こんなに苦しんでいるんだからというところに逃げんでいたら、
いつまでも違う自分は現れない。とにかく考えることですよ、無駄なことを
無駄なことを考えて、言葉にしようとしているうちに
なにかがぱっと閃くことがあるんです」
このインタビューについて著者はこのように解説をしてくれます。
「無駄と思えることが案外大事なのです。….とことん考えながら無駄と思われる作業を淡々と繰り返す。その無心の状態から素晴らしいアイデアが生まれるのです。過去の歴史的な大発見も、考え抜いた末に、アイデアは予想外のところからやってきています。アルキメデスも….」
“考え抜けば道は開ける”として著者はこのように教示をしてくれます。“無駄”の解釈が難しいと思います。無駄かもしれないこと他に方法がなければやってみる。そのうえでまた考えるこんな意味に取れるようにも感じます。“失敗は成功のためにウォームアップ”という言葉を他の解説で使っていますが、無駄というのはそんなことも含まれるように感じます。

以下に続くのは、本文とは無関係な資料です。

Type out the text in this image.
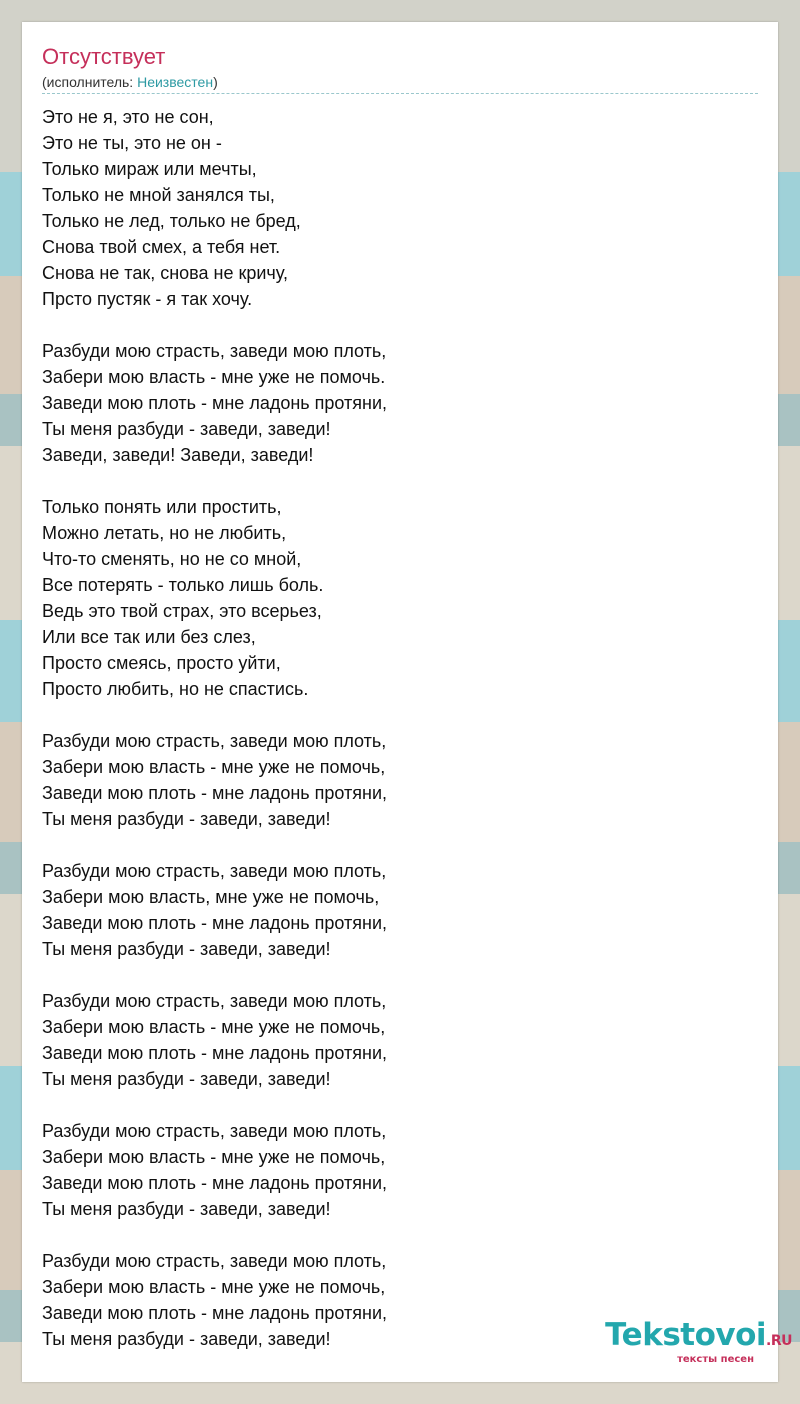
Отсутствует
(исполнитель: Неизвестен)
Это не я, это не сон,
Это не ты, это не он -
Только мираж или мечты,
Только не мной занялся ты,
Только не лед, только не бред,
Снова твой смех, а тебя нет.
Снова не так, снова не кричу,
Прсто пустяк - я так хочу.
Разбуди мою страсть, заведи мою плоть,
Забери мою власть - мне уже не помочь.
Заведи мою плоть - мне ладонь протяни,
Ты меня разбуди - заведи, заведи!
Заведи, заведи! Заведи, заведи!
Только понять или простить,
Можно летать, но не любить,
Что-то сменять, но не со мной,
Все потерять - только лишь боль.
Ведь это твой страх, это всерьез,
Или все так или без слез,
Просто смеясь, просто уйти,
Просто любить, но не спастись.
Разбуди мою страсть, заведи мою плоть,
Забери мою власть - мне уже не помочь,
Заведи мою плоть - мне ладонь протяни,
Ты меня разбуди - заведи, заведи!
Разбуди мою страсть, заведи мою плоть,
Забери мою власть, мне уже не помочь,
Заведи мою плоть - мне ладонь протяни,
Ты меня разбуди - заведи, заведи!
Разбуди мою страсть, заведи мою плоть,
Забери мою власть - мне уже не помочь,
Заведи мою плоть - мне ладонь протяни,
Ты меня разбуди - заведи, заведи!
Разбуди мою страсть, заведи мою плоть,
Забери мою власть - мне уже не помочь,
Заведи мою плоть - мне ладонь протяни,
Ты меня разбуди - заведи, заведи!
Разбуди мою страсть, заведи мою плоть,
Забери мою власть - мне уже не помочь,
Заведи мою плоть - мне ладонь протяни,
Ты меня разбуди - заведи, заведи!	Tekstovoi.RU
тексты песен
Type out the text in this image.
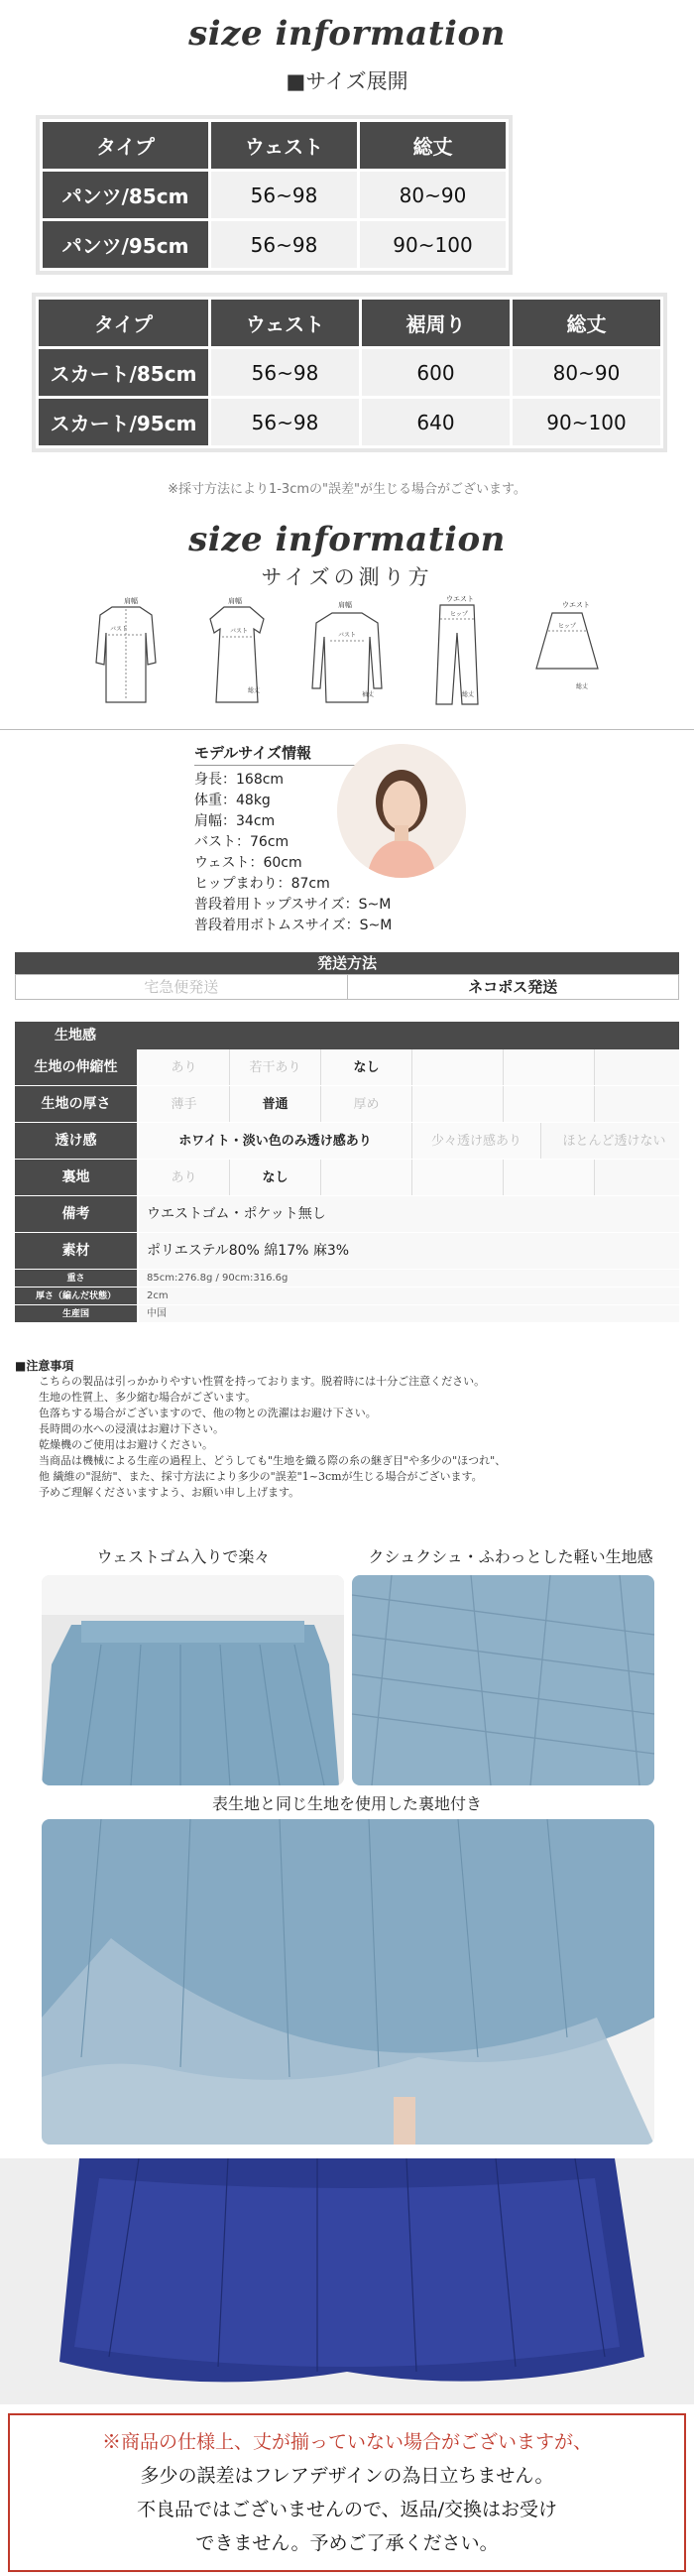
size information
■サイズ展開
タイプ	ウェスト	総丈
パンツ/85cm	56~98	80~90
パンツ/95cm	56~98	90~100
タイプ	ウェスト	裾周り	総丈
スカート/85cm	56~98	600	80~90
スカート/95cm	56~98	640	90~100
※採寸方法により1-3cmの"誤差"が生じる場合がございます。
size information
サイズの測り方
肩幅
バスト
肩幅
バスト
総丈
肩幅
バスト
袖丈
ウエスト
ヒップ
総丈
ウエスト
ヒップ
総丈
モデルサイズ情報
身長：168cm
体重：48kg
肩幅：34cm
バスト：76cm
ウェスト：60cm
ヒップまわり：87cm
普段着用トップスサイズ：S~M
普段着用ボトムスサイズ：S~M
発送方法
宅急便発送	ネコポス発送
生地感
生地の伸縮性	あり	若干あり	なし
生地の厚さ	薄手	普通	厚め
透け感	ホワイト・淡い色のみ透け感あり	少々透け感あり	ほとんど透けない
裏地	あり	なし
備考	ウエストゴム・ポケット無し
素材	ポリエステル80% 綿17% 麻3%
重さ	85cm:276.8g / 90cm:316.6g
厚さ（編んだ状態）	2cm
生産国	中国
■注意事項
こちらの製品は引っかかりやすい性質を持っております。脱着時には十分ご注意ください。
生地の性質上、多少縮む場合がございます。
色落ちする場合がございますので、他の物との洗濯はお避け下さい。
長時間の水への浸漬はお避け下さい。
乾燥機のご使用はお避けください。
当商品は機械による生産の過程上、どうしても"生地を織る際の糸の継ぎ目"や多少の"ほつれ"、
他 繊維の"混紡"、また、採寸方法により多少の"誤差"1~3cmが生じる場合がございます。
予めご理解くださいますよう、お願い申し上げます。
ウェストゴム入りで楽々	クシュクシュ・ふわっとした軽い生地感
表生地と同じ生地を使用した裏地付き
※商品の仕様上、丈が揃っていない場合がございますが、
多少の誤差はフレアデザインの為日立ちません。
不良品ではございませんので、返品/交換はお受け
できません。予めご了承ください。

このインタビューを例にあげたのは「苦しんだからって報われると思っていたら大間違いでしょう」このひと言にあります。「これだけ努力しているんだから、頑張ったんだから」というのと同じように感じます。低いゾーンの目標は“うまく回っている”ときなら誰でも達成可能な目標なのだと思います。普通の状態に戻ると何もかも回らなくなるそんな気がします。
著者は“日々の小さい進歩”を推奨しています。何かを成し遂げるにはそれいがいに方法が無いのだと思います。それを旨に日々精進していきたいと思います。
数多くの教示を得られた一冊でした。